Critics of NSA secrets' spy-leaker Edward Snowden Monday condemned the awarding of journalism's highest prize to newspapers that exposed the extent of the agency's global snooping, including Americans' emails and cell phones.
New York Republican Rep. Peter King was the first to blast the decision to give Pulitzer prizes to The Washington Post and the Guardian US, recognizing their coverage based on Snowden's classified documents dump.
King tweeted his disgust, calling the newspapers "Snowden enablers," and their prizes a "disgrace."
"To be rewarding illegal conduct, to be enabling a traitor like Snowden, to me is not something that should be rewarded with a Pulitzer Prize," King later told The Associated Press.
"Snowden has violated his oath. He has put American lives at risk," he said.
Liam Fox, former British secretary of state for defense and a current member of Parliament, ripped Snowden as "a self-publicizing narcissist."
In an op-ed piece in The Wall Street Journal
on Monday night, he said Snowden "thinks of himself as a cyber-age guerrilla warrior."
"Let us not imbue his cowardice with higher motives. Let us not confuse his egotism with public service," Fox wrote. "Let's not call his treachery by lesser terms. Let us be clear about the intent and impact of his actions. Let us be clear to the American people and their allies about the threats they now face from enemies inside and out, terrorist and criminal. For once, let's say what we mean. Let us call treason by its name."
Despite Snowden's claim the Pulitzers vindicated him
, John Yoo, a former deputy assistant attorney general, told Politico
it most certainly did not.
“I’m not surprised the Pulitzer committee gave The Washington Post a prize for pursuing a sensationalist story, even when the story is a disaster for its own country,” he said.
“I don’t think we need automatically read the prize as a vindication for Snowden’s crimes. Awarding a prize to a newspaper that covered a hurricane does not somehow vindicate the hurricane, [and] awarding a Pulitzer for a photo of a murder does not somehow vindicate the crime.”
Snowden's critics have long decried leaks they say have hurt national security, including House Intelligence Committee Chairman Mike Rogers, who in January blasted Snowden's "real acts of betrayal" that "place America’s military men and women at greater risk."
Director of National Intelligence James Clapper
also suggested the journalists reporting on the leaks had acted as Snowden's "accomplices."
Another lawmaker who's made it clear he wants to succeed Rogers, a Michigan Republican, as committee chairman feels exactly the same way, Newsmax reported this month.

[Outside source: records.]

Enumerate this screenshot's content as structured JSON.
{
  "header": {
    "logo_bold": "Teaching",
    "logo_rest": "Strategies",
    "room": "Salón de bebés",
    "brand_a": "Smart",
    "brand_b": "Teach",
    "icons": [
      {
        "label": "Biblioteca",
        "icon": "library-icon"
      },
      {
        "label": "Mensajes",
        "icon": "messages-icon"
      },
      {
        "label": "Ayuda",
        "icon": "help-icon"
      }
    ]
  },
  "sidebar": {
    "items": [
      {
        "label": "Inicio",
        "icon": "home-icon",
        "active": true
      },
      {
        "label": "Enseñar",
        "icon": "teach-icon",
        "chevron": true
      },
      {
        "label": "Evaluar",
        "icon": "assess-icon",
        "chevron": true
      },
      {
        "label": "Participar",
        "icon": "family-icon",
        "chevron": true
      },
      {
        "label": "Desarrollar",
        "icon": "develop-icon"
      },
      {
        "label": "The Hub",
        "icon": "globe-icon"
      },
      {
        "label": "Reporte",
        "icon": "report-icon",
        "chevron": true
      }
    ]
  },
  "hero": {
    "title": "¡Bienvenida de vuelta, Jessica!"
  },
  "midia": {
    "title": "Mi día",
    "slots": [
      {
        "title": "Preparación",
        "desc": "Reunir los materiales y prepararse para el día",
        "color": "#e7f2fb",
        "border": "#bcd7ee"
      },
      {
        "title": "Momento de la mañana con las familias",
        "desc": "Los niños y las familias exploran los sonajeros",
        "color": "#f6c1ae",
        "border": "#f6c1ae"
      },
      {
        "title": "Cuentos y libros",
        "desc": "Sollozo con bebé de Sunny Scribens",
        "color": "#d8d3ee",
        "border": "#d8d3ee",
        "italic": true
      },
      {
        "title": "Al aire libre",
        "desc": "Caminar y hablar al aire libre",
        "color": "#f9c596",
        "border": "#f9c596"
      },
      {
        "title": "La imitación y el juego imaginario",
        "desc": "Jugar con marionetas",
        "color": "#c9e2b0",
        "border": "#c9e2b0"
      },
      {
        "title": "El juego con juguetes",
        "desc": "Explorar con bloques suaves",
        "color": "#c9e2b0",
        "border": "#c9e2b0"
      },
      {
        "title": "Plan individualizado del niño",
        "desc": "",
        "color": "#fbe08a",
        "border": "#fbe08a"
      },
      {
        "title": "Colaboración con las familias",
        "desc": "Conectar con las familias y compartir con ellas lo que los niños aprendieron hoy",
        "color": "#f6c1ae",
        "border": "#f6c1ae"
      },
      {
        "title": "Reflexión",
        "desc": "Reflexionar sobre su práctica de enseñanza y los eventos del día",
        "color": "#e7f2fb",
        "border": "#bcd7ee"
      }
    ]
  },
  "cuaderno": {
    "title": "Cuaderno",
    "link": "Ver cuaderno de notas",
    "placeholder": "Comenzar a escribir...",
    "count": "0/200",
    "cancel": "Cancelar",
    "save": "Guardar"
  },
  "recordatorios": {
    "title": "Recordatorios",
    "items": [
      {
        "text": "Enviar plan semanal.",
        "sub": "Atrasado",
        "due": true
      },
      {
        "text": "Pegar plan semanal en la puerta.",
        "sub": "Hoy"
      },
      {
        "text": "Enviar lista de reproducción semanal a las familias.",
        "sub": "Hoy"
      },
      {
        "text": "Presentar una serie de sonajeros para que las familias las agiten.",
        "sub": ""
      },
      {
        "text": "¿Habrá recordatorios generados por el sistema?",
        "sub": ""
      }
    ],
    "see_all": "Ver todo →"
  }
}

In an exclusive interview,
Rep. Devin Nunes of California, responded Snowden was "obviously, a traitor," adding: "What Snowden did cost us lives and billions of dollars."
But it's not just government officials who've been skeptical of Snowden.
“I think he broke the law, so I certainly wouldn’t characterize him as a hero,” Microsoft founder Bill Gates said.
“If he wanted to raise the issues and stay in the country and engage in civil disobedience or something of that kind, or if he had been careful in terms of what he had released, then it would fit more of the model of ‘OK, I’m really trying to improve things.’ You won’t find much admiration from me.”
King has been a strident critic of the Snowden leaks, telling Newsmax TV
earlier this year it "put American lives at risk."
King pointed to a Pentagon report characterizing the confiscation of intelligence secrets the largest theft of its kind in U.S. history.
"I would certainly hope that people who somehow think that Snowden is a whistleblower or even some kind of hero or patriot will realize the extraordinary damage he's caused to our country," King told Newsmax TV in February, adding: "It's going to put our military at risk. It can cause Americans to lose their lives — and I just wish that more Americans would realize that and not see him as some kind of hero."
The administration in January
announced reforms to reign in the NSA's collection of Americans' phone data.
Snowden's been charged with three offenses in the U.S., including espionage, and could face up to 30 years in prison if convicted. He's currently living in Russia, which granted him asylum for one year.